First, all information on the external factors in this study was gathered through self-report. This induces the possibility of analyzing the heritability of the selective recall and subjective perception of the factor, rather than the actual factor itself. Kendler and Baker (2007) reported weighted heritability estimates for external factors by rating method; weighted heritability estimates based on self-report data (0.29) were somewhat higher than estimates based on informant report data (0.26), and substantially higher than direct rater or videotape observation data (0.14). This suggests that genetic influences on external factors as reported in the present study might be somewhat inflated due to the use of self-report only. In future studies that aim to investigate the genetic influences on environmental factors, it would be valuable to make use of external raters in addition to self-report data to test for the possible selective recall or subjective perception of the participants.

Second, it should be noted that factors of which the variance is naturally attributable to shared environmental influences – such as parental divorce or parental death – were not considered in this study.

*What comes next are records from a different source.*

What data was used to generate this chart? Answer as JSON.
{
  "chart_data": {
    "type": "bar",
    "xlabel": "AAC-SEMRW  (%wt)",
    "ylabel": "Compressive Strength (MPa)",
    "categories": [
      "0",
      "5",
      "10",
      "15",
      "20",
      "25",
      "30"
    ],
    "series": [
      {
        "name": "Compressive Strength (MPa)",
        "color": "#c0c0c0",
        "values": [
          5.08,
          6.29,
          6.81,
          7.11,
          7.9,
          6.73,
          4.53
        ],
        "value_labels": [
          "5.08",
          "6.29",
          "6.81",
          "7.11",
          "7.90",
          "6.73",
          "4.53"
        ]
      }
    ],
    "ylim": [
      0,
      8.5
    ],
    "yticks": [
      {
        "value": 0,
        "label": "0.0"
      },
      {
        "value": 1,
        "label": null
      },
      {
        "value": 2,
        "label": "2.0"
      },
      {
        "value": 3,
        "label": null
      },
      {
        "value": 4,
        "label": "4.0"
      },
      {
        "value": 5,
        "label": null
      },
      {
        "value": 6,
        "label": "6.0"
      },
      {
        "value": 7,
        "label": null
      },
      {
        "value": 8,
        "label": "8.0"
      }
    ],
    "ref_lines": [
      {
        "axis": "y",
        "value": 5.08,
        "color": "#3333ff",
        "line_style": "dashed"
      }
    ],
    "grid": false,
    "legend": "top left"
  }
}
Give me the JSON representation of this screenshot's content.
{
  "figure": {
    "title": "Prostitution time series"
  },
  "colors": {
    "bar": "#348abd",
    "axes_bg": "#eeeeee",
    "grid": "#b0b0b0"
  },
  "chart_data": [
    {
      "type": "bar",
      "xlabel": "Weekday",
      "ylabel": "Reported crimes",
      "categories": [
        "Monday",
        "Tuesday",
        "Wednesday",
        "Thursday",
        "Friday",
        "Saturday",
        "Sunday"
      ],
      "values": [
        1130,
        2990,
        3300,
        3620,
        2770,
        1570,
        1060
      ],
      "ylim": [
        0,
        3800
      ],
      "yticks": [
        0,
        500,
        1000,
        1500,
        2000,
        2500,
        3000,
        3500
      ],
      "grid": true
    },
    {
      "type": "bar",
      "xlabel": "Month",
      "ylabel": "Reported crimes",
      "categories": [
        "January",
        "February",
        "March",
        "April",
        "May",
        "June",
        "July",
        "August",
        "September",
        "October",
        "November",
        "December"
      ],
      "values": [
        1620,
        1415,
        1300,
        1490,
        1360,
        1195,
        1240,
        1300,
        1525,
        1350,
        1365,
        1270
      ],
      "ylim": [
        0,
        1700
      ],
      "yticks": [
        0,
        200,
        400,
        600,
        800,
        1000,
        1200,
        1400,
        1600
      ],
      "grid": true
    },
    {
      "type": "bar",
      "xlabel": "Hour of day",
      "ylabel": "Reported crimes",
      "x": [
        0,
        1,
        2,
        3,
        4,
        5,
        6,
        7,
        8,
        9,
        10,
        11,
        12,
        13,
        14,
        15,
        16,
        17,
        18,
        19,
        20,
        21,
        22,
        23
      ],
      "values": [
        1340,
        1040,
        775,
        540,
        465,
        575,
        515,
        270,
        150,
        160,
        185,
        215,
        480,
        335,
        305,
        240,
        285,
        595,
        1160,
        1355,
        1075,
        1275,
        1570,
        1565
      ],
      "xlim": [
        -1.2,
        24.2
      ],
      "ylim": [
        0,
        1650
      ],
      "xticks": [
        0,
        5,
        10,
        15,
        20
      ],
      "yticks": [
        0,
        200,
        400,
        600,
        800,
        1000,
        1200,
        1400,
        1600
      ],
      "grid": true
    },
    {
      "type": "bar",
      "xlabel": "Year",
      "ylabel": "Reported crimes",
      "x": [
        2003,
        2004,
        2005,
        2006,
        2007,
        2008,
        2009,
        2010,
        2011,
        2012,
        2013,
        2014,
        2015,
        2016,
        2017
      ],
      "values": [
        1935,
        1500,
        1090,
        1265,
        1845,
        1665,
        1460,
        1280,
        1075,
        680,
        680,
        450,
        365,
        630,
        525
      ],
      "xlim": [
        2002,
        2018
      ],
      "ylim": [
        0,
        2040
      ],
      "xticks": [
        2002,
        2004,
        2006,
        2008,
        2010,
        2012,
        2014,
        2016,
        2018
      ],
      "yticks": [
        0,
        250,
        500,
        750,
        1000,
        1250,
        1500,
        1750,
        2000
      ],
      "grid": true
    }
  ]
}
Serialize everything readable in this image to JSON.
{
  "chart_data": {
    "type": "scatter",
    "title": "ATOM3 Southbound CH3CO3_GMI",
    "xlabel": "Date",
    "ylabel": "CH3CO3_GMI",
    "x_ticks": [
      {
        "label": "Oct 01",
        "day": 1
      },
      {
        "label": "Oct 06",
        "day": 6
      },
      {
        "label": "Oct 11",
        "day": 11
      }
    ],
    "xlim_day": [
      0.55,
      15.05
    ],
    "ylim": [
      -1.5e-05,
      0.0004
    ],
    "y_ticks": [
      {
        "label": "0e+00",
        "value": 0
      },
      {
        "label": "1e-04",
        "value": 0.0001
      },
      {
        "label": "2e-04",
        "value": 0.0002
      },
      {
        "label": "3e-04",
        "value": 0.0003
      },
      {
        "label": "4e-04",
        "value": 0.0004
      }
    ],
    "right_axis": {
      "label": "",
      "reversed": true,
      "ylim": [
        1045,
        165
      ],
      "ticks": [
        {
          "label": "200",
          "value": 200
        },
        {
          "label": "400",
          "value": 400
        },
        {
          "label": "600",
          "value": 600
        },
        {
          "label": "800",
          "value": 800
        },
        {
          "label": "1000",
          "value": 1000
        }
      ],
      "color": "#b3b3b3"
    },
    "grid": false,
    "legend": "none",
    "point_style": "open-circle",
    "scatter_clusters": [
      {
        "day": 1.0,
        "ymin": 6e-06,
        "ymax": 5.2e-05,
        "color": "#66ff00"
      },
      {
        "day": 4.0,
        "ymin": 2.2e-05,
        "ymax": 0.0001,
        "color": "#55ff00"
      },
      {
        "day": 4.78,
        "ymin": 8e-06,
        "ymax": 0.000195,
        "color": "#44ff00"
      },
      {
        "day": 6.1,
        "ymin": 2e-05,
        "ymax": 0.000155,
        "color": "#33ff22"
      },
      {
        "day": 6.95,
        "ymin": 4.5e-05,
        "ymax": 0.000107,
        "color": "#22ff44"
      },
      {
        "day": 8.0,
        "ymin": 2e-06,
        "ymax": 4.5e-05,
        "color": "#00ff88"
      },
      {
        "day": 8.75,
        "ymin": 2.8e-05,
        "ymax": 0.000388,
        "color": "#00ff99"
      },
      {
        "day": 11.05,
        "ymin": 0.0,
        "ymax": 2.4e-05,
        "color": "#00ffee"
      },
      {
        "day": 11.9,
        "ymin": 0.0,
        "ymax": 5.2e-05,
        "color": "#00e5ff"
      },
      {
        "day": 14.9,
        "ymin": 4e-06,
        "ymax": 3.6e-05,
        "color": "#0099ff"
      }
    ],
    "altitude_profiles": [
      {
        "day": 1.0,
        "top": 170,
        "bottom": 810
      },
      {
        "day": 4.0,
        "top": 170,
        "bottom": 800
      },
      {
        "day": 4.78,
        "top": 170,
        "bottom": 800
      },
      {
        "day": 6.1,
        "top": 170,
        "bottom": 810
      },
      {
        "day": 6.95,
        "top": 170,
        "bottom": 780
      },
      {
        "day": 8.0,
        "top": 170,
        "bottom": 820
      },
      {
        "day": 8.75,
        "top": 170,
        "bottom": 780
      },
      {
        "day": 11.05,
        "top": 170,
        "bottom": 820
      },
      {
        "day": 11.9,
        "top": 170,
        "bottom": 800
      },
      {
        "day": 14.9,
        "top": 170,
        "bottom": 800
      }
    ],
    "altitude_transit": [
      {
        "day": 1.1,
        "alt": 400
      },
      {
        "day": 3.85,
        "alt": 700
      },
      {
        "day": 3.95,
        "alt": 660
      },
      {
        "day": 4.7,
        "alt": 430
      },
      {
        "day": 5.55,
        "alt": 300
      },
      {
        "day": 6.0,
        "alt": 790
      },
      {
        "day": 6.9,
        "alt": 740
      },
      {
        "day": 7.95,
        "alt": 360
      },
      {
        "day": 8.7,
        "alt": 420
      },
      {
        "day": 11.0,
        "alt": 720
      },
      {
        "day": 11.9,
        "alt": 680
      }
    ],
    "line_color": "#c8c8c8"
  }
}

Third, variances were assumed to be equal between MZ and DZ twins. For six items, however, the MZ variances were significantly different (P values ranging from 0.00 to 0.02) than the DZ variances: ‘age leaving parental home’, ‘number of years music lessons’, ‘life events positive (≥19 years)’, ‘duration of relationship partner’ and ‘positive and negative life events (≤18 years)’. The observed pattern of MZ and DZ variances and covariances of the first three items was suggestive of competitive sibling interaction (i.e. the behavior of one child leads to opposite behavior in the other child), the observed pattern of MZ and DZ variances and covariances of the latter three items was suggestive of cooperative sibling interaction (i.e. the behavior of one child leads to similar behavior in the other child). We choose not to incorporate possible sibling interaction in the genetic models for two reasons. First, sibling interaction was beyond the scope of this study as our main aim was to establish whether external factors are under genetic pressure. Second, a much larger sample size is required to test both sibling interaction and genetic dominance. Consequently, as the statistical power to detect sibling interaction in the context of genetic dominance would have been very poor with the current sample size (see e.g. Rietveld et al. 2003), it is very likely that we would have ended up with the same results as presented now. Ignoring sibling interaction may lead to inflated estimates of genetic dominance and deflated estimates of additive genetic factors (Rietveld et al . 2003). It does, however, not change the broad sense heritability, which was the main focus of this study.

Fourth, in case of intermediate levels of heritability, the statistical power to resolve dominance genetic effects can be quite poor when only data from twins and siblings are available (Eaves 1969; Martin et al . 1978), and sample sizes in the order of 2000 participants are often required. The use of ordinal data necessitates even larger sample sizes to detect genetic dominance, depending on the prevalences and number of thresholds (Neale et al . 1994). In addition, the (partly retrospective) self-report method used in the questionnaire may have rendered some of the measures less reliable, which also affects the power to detect genetic effects. We tried to deal with these limitations by focusing our discussion on the broad sense heritability h², rather than distinguishing between a² and d², and on the overall heritability of the four general domains, rather than the 34 individual external factors. For reasons of power, we also adopted a somewhat liberal pose by testing all effects against a criterion level α of 0.05, rather than using e.g. Bonferroni correction to correct for multiple testing. However, as can be seen in Tables 3–6, almost all genetic effects would have been considered statistically significant if a more stringent criterion level of 0.01 or even 0.001 would have been used.